Creating the BioEYES STEM Outreach Program
20 years ago, Dr. Steven Farber, a zebrafish scientist and researcher at the Carnegie Institution for Science, Baltimore, USA, saw how exciting zebrafish were to children when he brought live specimens from his laboratory to his son’s classroom. Together with Dr. Jamie Shuda, an experienced educator, they co-founded BioEYES, a science education program for primary school through high school which provides classroom-based learning opportunities through the use of live zebrafish.

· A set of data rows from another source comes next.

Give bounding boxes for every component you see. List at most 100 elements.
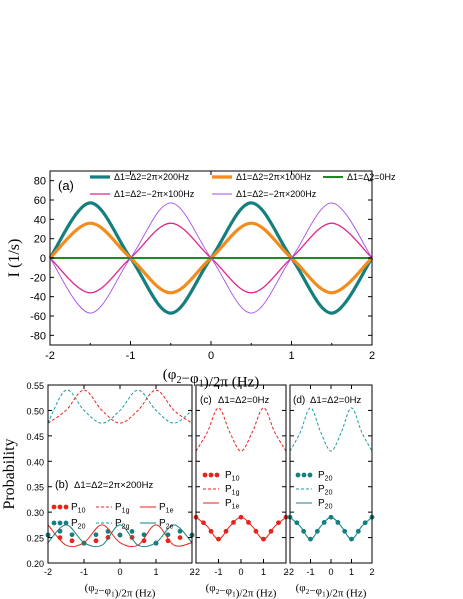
panel-b: -2 -1 0 1 2 0.20 0.25 0.30 0.35 0.40 0.45 0.50 0.55 (… (1, 381, 195, 599)
legend-swatch (51, 520, 57, 526)
legend-swatch (57, 504, 63, 510)
legend: Δ1=Δ2=2π×200Hz Δ1=Δ2=2π×100Hz Δ1=Δ2=0Hz Δ1=… (90, 172, 396, 199)
series-P10-point (93, 538, 99, 544)
legend-label: P1g (225, 484, 240, 497)
legend-label: P10 (71, 502, 86, 515)
legend-label: P2e (159, 518, 174, 531)
x-tick-label: -2 (286, 567, 294, 577)
y-tick-label: -60 (30, 311, 46, 323)
x-tick-label: 0 (238, 567, 243, 577)
panel-tag: (a) (58, 178, 74, 193)
legend-swatch (63, 504, 69, 510)
x-tick-label: 2 (369, 567, 374, 577)
legend-label: Δ1=Δ2=2π×200Hz (114, 172, 190, 182)
series-P10-point (177, 535, 183, 540)
panel-c: -2 -1 0 1 2 (φ2−φ1)/2π (Hz) (c) Δ1=Δ2=0Hz P10P1g… (192, 384, 289, 599)
panel-tag: (d) (293, 395, 305, 406)
legend-label: P20 (318, 498, 333, 511)
y-tick-label: 80 (34, 176, 46, 188)
series-P10-point (69, 538, 75, 544)
panel-a: -2 -1 0 1 2 -80 -60 -40 -20 0 20 40 60 80 (φ2−φ1)/2π (… (6, 170, 396, 391)
x-tick-label: 0 (208, 350, 214, 362)
legend-swatch (307, 472, 313, 478)
x-tick-label: -2 (44, 567, 52, 577)
y-tick-label: 0.55 (26, 381, 44, 391)
panel-annotation: Δ1=Δ2=0Hz (310, 395, 361, 406)
x-tick-label: 0 (328, 567, 333, 577)
legend-label: Δ1=Δ2=−2π×100Hz (114, 189, 195, 199)
legend-swatch (57, 520, 63, 526)
series-P20-point (69, 532, 75, 538)
x-axis-label: (φ2−φ1)/2π (Hz) (85, 582, 156, 599)
series-P20-point (129, 529, 135, 534)
legend-label: P20 (71, 518, 86, 531)
x-axis-label: (φ2−φ1)/2π (Hz) (296, 582, 367, 599)
y-tick-label: 0.30 (26, 508, 44, 518)
series-P20-line (289, 407, 373, 452)
panel-annotation: Δ1=Δ2=0Hz (218, 395, 269, 406)
x-axis-label: (φ2−φ1)/2π (Hz) (163, 367, 259, 391)
series-P20-point (93, 532, 99, 538)
x-tick-label: 2 (369, 350, 375, 362)
legend-swatch (63, 520, 69, 526)
series-P2g-line (47, 389, 193, 424)
panel-tag: (b) (55, 479, 68, 491)
legend-label: P10 (225, 470, 240, 483)
y-axis-label: Probability (1, 438, 18, 509)
legend-label: Δ1=Δ2=0Hz (347, 172, 396, 182)
y-tick-label: -20 (30, 272, 46, 284)
y-tick-label: 0.20 (26, 559, 44, 569)
x-tick-label: -1 (126, 350, 136, 362)
panel-annotation: Δ1=Δ2=2π×200Hz (74, 480, 153, 491)
series-P20-point (117, 532, 123, 538)
legend-label: P2g (115, 518, 130, 531)
y-tick-label: 60 (34, 195, 46, 207)
series-P1g-line (47, 389, 193, 424)
x-tick-label: 0 (117, 567, 122, 577)
y-tick-label: 0.25 (26, 534, 44, 544)
series-P1e-line (47, 524, 193, 548)
legend-swatch (202, 472, 208, 478)
x-axis-label: (φ2−φ1)/2π (Hz) (206, 582, 277, 599)
y-tick-label: 0.45 (26, 432, 44, 442)
y-tick-label: 0.35 (26, 483, 44, 493)
series-Δ1=Δ2=−2π×200Hz-line (49, 202, 373, 314)
x-tick-label: -2 (45, 350, 55, 362)
y-tick-label: -40 (30, 292, 46, 304)
series-P20-line (289, 516, 373, 540)
legend-label: P1g (115, 502, 130, 515)
series-P2e-line (47, 524, 193, 548)
legend-label: P1e (225, 498, 240, 511)
y-tick-label: 40 (34, 214, 46, 226)
legend-label: P1e (159, 502, 174, 515)
series-P1g-line (195, 407, 287, 452)
x-tick-label: 1 (153, 567, 158, 577)
y-axis-label: I (1/s) (6, 239, 23, 278)
legend-swatch (301, 472, 307, 478)
legend-swatch (208, 472, 214, 478)
panel-tag: (c) (200, 395, 212, 406)
x-tick-label: 1 (261, 567, 266, 577)
y-tick-label: 20 (34, 234, 46, 246)
legend-swatch (51, 504, 57, 510)
y-tick-label: 0.40 (26, 457, 44, 467)
legend-label: P20 (318, 470, 333, 483)
y-tick-label: 0 (40, 253, 46, 265)
legend-label: Δ1=Δ2=−2π×200Hz (236, 189, 317, 199)
y-tick-label: 0.50 (26, 406, 44, 416)
x-tick-label: -1 (80, 567, 88, 577)
legend-swatch (214, 472, 220, 478)
x-tick-label: -2 (192, 567, 200, 577)
legend-label: P20 (318, 484, 333, 497)
legend-label: Δ1=Δ2=2π×100Hz (236, 172, 312, 182)
x-tick-label: -1 (214, 567, 222, 577)
x-tick-label: -1 (306, 567, 314, 577)
x-tick-label: 2 (189, 567, 194, 577)
y-tick-label: -80 (30, 330, 46, 342)
x-tick-label: 1 (349, 567, 354, 577)
x-tick-label: 1 (288, 350, 294, 362)
legend-swatch (295, 472, 301, 478)
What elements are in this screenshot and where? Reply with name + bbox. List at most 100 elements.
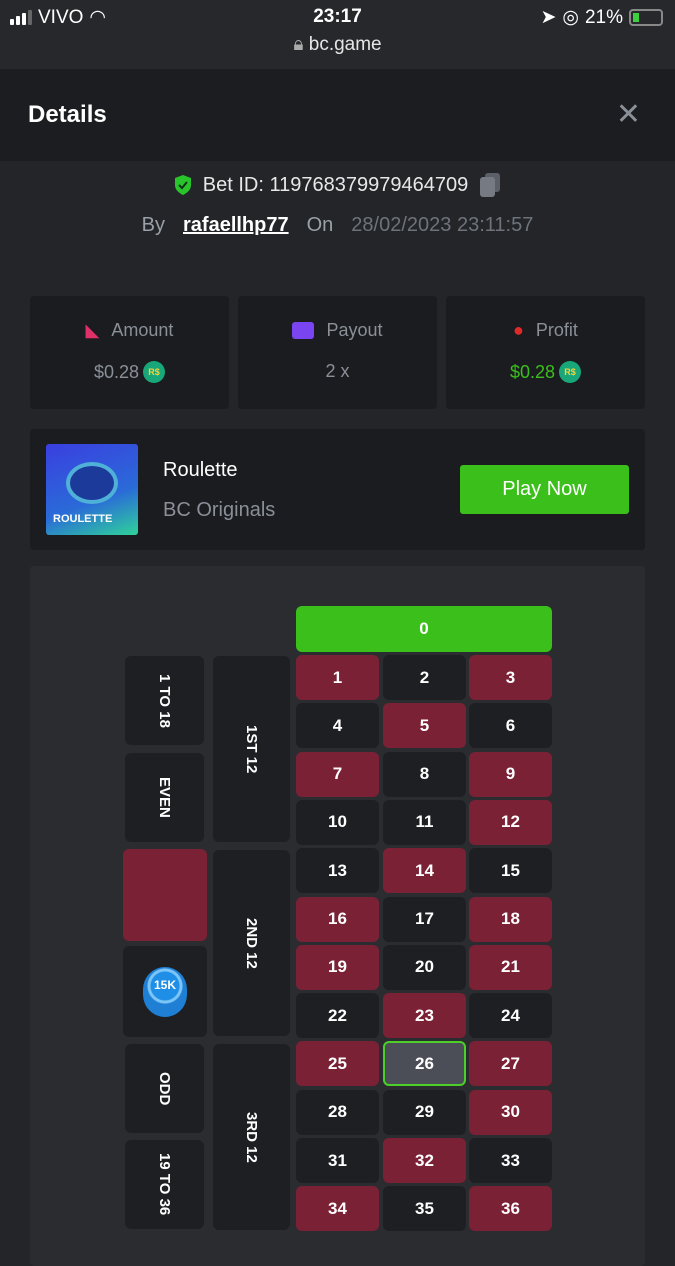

BioEYES has four levels from elementary through high school. All levels emphasize microscope use and scientific thinking, but the elementary grades focus more on comparing fish and human development while the upper grades focus quite a bit on Mendelian genetics, embryonic development, and the importance of model organisms to scientific research.
In addition, BioEYES has an optional 2nd week-long lab for the upper grades. “Fish Dynamics” was designed to focus on graphing skills as well as experimental design. Students raise zebrafish embryos at three different temperatures to see how temperature affects their development.
Microscopy is at the core of the BioEYES program. The microscopes are often the favorite part of the experience, as reported in student feedback!
What Students See Through the Microscope
As zebrafish embryos are transparent, students can see an incredible amount of detail.
Zebrafish Embryos, 10-12 hours post-fertilization
Embryos visualized with darkfield stereo microscopy.
Zebrafish Embryos, 48 hours post-fertilization
Wildtype and albino embryos can be distinguished using brightfield stereo microscopy.
This larva displays the characteristic dominant trait of dark pigmentation visualized with brightfield stereo microscopy.